I’ve done loads of media interviews about the Toronto strike now. Since not much is happening on the legal front, there isn’t really all that much to say, to be honest. I’ve been asked about how this dispute might end up in interest arbitration, whether it was unlawful for Mayor Miller to take the City’s offer public last week, and whether the City could (or should) put its last offer directly to the striking workers.
Yesterday I was on a talk-radio show on AM640 hosted by Arlene Bynon. Arlene’s apparent take on the strike was that this was some sort of a water-shed moment in the history of Canadian public sector labour relations and that the ‘public’ was fed up and would somehow rise up and demand change–meaning, apparently, they would demand that public sector workers make no more money and have no better benefits than private sector, non-union workers performing similar work.

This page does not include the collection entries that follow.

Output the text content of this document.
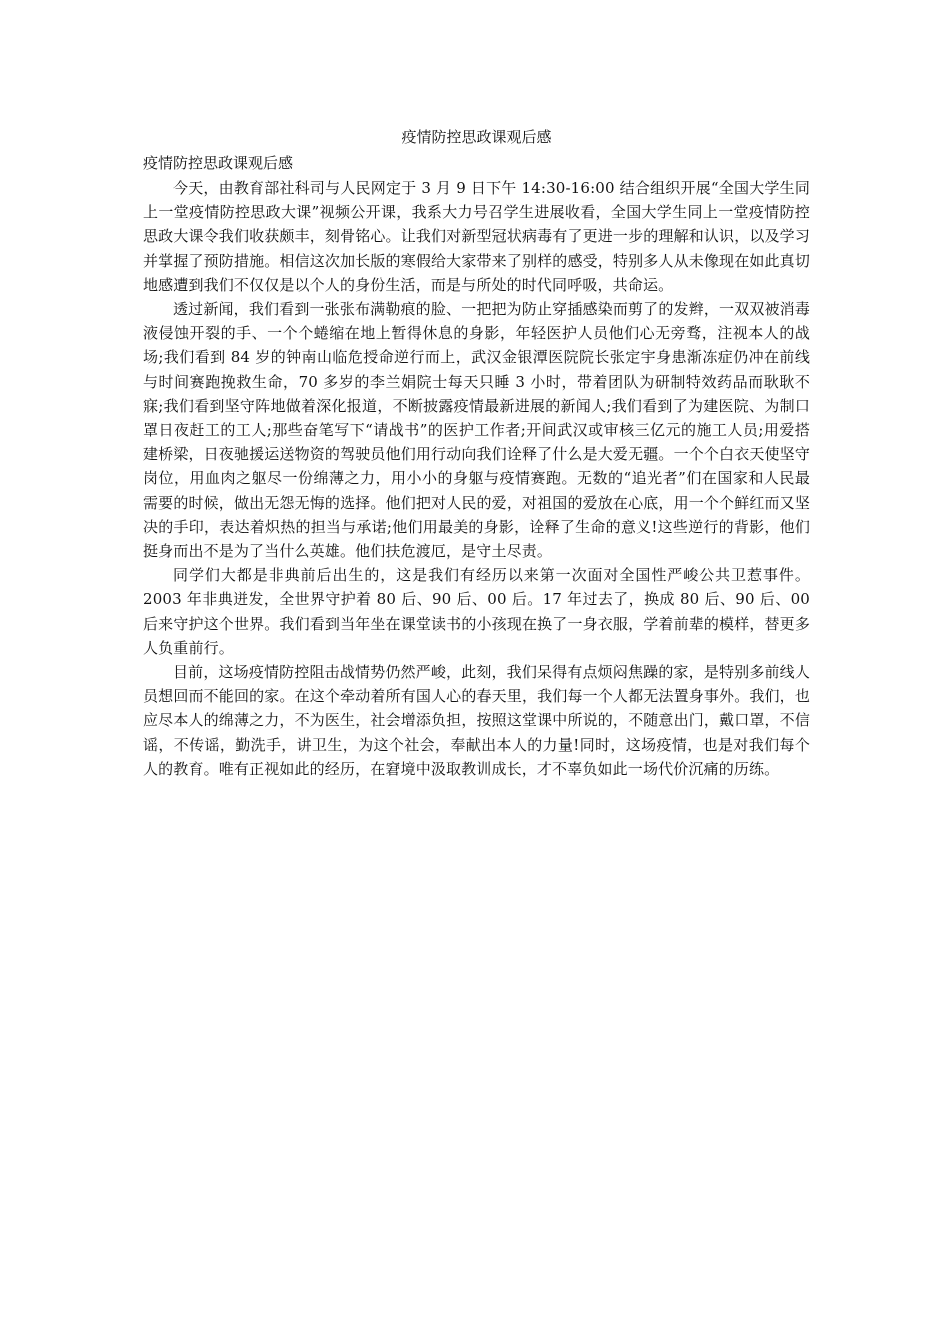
疫情防控思政课观后感

疫情防控思政课观后感

今天，由教育部社科司与人民网定于 3 月 9 日下午 14:30-16:00 结合组织开展“全国大学生同上一堂疫情防控思政大课”视频公开课，我系大力号召学生进展收看，全国大学生同上一堂疫情防控思政大课令我们收获颇丰，刻骨铭心。让我们对新型冠状病毒有了更进一步的理解和认识，以及学习并掌握了预防措施。相信这次加长版的寒假给大家带来了别样的感受，特别多人从未像现在如此真切地感遭到我们不仅仅是以个人的身份生活，而是与所处的时代同呼吸，共命运。

透过新闻，我们看到一张张布满勒痕的脸、一把把为防止穿插感染而剪了的发辫，一双双被消毒液侵蚀开裂的手、一个个蜷缩在地上暂得休息的身影，年轻医护人员他们心无旁骛，注视本人的战场;我们看到 84 岁的钟南山临危授命逆行而上，武汉金银潭医院院长张定宇身患渐冻症仍冲在前线与时间赛跑挽救生命，70 多岁的李兰娟院士每天只睡 3 小时，带着团队为研制特效药品而耿耿不寐;我们看到坚守阵地做着深化报道，不断披露疫情最新进展的新闻人;我们看到了为建医院、为制口罩日夜赶工的工人;那些奋笔写下“请战书”的医护工作者;开间武汉或审核三亿元的施工人员;用爱搭建桥梁，日夜驰援运送物资的驾驶员他们用行动向我们诠释了什么是大爱无疆。一个个白衣天使坚守岗位，用血肉之躯尽一份绵薄之力，用小小的身躯与疫情赛跑。无数的“追光者”们在国家和人民最需要的时候，做出无怨无悔的选择。他们把对人民的爱，对祖国的爱放在心底，用一个个鲜红而又坚决的手印，表达着炽热的担当与承诺;他们用最美的身影，诠释了生命的意义!这些逆行的背影，他们挺身而出不是为了当什么英雄。他们扶危渡厄，是守土尽责。

同学们大都是非典前后出生的，这是我们有经历以来第一次面对全国性严峻公共卫惹事件。2003 年非典迸发，全世界守护着 80 后、90 后、00 后。17 年过去了，换成 80 后、90 后、00 后来守护这个世界。我们看到当年坐在课堂读书的小孩现在换了一身衣服，学着前辈的模样，替更多人负重前行。

目前，这场疫情防控阻击战情势仍然严峻，此刻，我们呆得有点烦闷焦躁的家，是特别多前线人员想回而不能回的家。在这个牵动着所有国人心的春天里，我们每一个人都无法置身事外。我们，也应尽本人的绵薄之力，不为医生，社会增添负担，按照这堂课中所说的，不随意出门，戴口罩，不信谣，不传谣，勤洗手，讲卫生，为这个社会，奉献出本人的力量!同时，这场疫情，也是对我们每个人的教育。唯有正视如此的经历，在窘境中汲取教训成长，才不辜负如此一场代价沉痛的历练。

So I ask a question like, “Well, what are the options to bring such a revolution about?” Arlene noted in response that some callers have called for a Ronald Reagan like response by Miller–Reagan famously dismissed a bunch of striking air traffic controllers. Trouble is, of course, it is illegal to dismiss strikers in this country simply because they are exercising the legal right to strike, so Miller would be breaking the law by pulling a Reagan. The terminated workers would almost certainly be ordered back to work by the labour board and the city would be ordered to pay them their lost wages. Perhaps Arlene and her listeners might think a Mayor breaking labour laws is the sort of leadership the City needs, but I doubt most Canadians feel that way. A typical caller to a show like Arlene’s might then say, “Well the law is stupid and it should be changed!”.
O.K., so how might that happen? The answer is that the City has absolutely no ability to change that law. It would have to be the province that does that, and not even Mike Harris, the most prolific anti-union Premier the province has seen in over half a century ever seriously considered amending labour laws to permit employers to dismiss any worker who goes on strike. Is Arlene suggesting that the ‘public’ is so angry that a provincial party could get elected in Ontario running on a promise to abolish the right of public sector workers to engage in collective bargaining and/or to strike? I suspect that, outside of Toronto and this particular point in time, nobody really cares about that sort of thing, and that once this strike ends, which it will, life will very quickly return to normal, talk radio hosts will stop talking about public sector workers, and the public will stop talking about public sector labour relations.
What about just treating all city workers as essential and banning their right to strike? Well, besides setting up a Charter challenge exploring the scope of the right to collective bargaining and strike, that strategy would mean substituting interest arbitration in the place of strikes, which is exactly the process that the City (Councilor Michael Walker apparently excepted) and the Provincial government do not want in this strike, because they do not like the uncertainty of that process.
So maybe Arlene is suggesting that the public will revolt by turfing David Miller and replacing him with someone who runs a campaign based on the rhetoric of putting public sector unions in their place. Maybe that will happen. But, again, what could that new Mayor actually do to put the rhetoric into action? He or she could bargain hard to try and ‘break’ the union, talk tough, refuse to back down, and all that. Maybe a new Mayor would threaten to contract out the city services. My very quick scan of the last collective agreement indicates that the employer is restricted in its right to contract out bargaining unit work (from the Local 416 Agreement, see about page 95-96):
The City confirms that during the term of this Collective Agreement and any extension by law, there shall be no new contracting out of work of the Local 416 bargaining unit resulting directly or indirectly in the layoff or loss of employment of permanent employees.
If the City attempted to eliminate that clause, and to contract out garbage collection, daycare services, etc., there would no doubt be another strike a few years from now. And we will be right back where we are now. So, I will watch for that uprising Arlene is urging, but I think the odds are better that a 60 year old could win the British Open.